Türkiye’de  sulamayı tamamen damlama sulama yaparsak sıkıntı olmaz.

Suyun yüzde 79’u sulamada kullanılıyor

Suyumuzun yüzde 79’unu şu an sulamada kullanıyoruz. En büyük tasarrufu yapılacak yer sulamadır. Burada DSİ’ye çok büyük vazife düşüyor. Yıldırım hızıyla büyük bir seferberlik yapılmasını istiyoruz. Bu konuda tüm partiler ittifakla destek veriyorlar. Biz artık sulamayı modern damlamaya dönüştürmemiz lazım.

Vahşi sulamaya karşı damlama sulama

Vahşi sulamada, dekar başına 14-15 bin metreküp su kullanılıyor. Bunu damlama su ile 3-4 milyon metreküpe indirmek mümkün. Büyük tasarruf sağlanacak. Birde büyükşehirlerdeki kayıp suların azaltılması, vatandaşın bu konuda tasarruflu su kullanması, sanayimizinde az su tüketen teknolojileri getirmesi, eski teknolojiler değil, az su tüketen yeni teknolojiler var. Bunları yaparsak risk diye bir şey olmaz.
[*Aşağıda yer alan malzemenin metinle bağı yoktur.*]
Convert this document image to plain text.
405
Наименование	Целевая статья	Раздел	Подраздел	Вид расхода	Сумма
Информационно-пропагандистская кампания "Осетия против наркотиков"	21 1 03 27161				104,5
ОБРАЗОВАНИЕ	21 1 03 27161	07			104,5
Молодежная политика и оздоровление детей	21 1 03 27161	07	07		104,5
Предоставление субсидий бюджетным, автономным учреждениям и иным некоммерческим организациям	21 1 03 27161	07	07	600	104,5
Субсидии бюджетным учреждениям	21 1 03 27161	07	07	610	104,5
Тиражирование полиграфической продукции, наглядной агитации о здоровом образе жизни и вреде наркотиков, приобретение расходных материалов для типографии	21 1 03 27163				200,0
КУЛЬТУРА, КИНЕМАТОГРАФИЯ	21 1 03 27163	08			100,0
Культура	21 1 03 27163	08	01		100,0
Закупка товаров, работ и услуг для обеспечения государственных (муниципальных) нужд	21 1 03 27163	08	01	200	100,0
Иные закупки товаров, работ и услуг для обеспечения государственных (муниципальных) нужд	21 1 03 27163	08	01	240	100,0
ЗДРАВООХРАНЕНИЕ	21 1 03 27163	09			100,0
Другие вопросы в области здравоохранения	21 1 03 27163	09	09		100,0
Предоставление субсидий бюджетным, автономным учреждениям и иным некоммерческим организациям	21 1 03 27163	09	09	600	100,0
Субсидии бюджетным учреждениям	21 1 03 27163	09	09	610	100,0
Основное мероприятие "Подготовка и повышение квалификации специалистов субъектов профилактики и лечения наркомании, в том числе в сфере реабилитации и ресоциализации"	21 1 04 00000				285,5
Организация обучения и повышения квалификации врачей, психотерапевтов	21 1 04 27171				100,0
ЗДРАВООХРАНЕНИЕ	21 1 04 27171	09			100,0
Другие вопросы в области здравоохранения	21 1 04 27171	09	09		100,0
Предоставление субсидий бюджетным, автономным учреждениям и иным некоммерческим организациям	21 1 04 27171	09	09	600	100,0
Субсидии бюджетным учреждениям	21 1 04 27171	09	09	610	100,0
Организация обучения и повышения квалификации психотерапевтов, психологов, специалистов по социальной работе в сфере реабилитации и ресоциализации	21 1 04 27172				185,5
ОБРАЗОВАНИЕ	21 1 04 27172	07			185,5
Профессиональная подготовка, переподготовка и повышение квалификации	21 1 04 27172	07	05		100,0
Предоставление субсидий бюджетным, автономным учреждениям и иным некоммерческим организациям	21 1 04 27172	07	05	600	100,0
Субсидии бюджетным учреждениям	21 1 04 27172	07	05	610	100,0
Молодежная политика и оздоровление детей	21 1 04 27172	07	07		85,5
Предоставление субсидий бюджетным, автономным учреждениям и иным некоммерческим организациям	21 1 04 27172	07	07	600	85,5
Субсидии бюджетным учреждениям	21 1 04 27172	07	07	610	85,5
Dua edelim Güneş ışınlarındaki patlamalar az olsun

Yapmazsak büyük bir kriz beklenebilir. Sıcaklıklar artıyor. Küresel iklim değişikliği nedeniyle bir takım sıkıntılar olacak. Ona karşı tedbir almamız lazım. O tedbirleri de biz yazacağız. Uyum çalışmalarını yürütürsek problemi 20250 yılına kadar asgari seviyede kurtarırız. Dua edelim güneş ışınlarındaki patlamalar az olsun.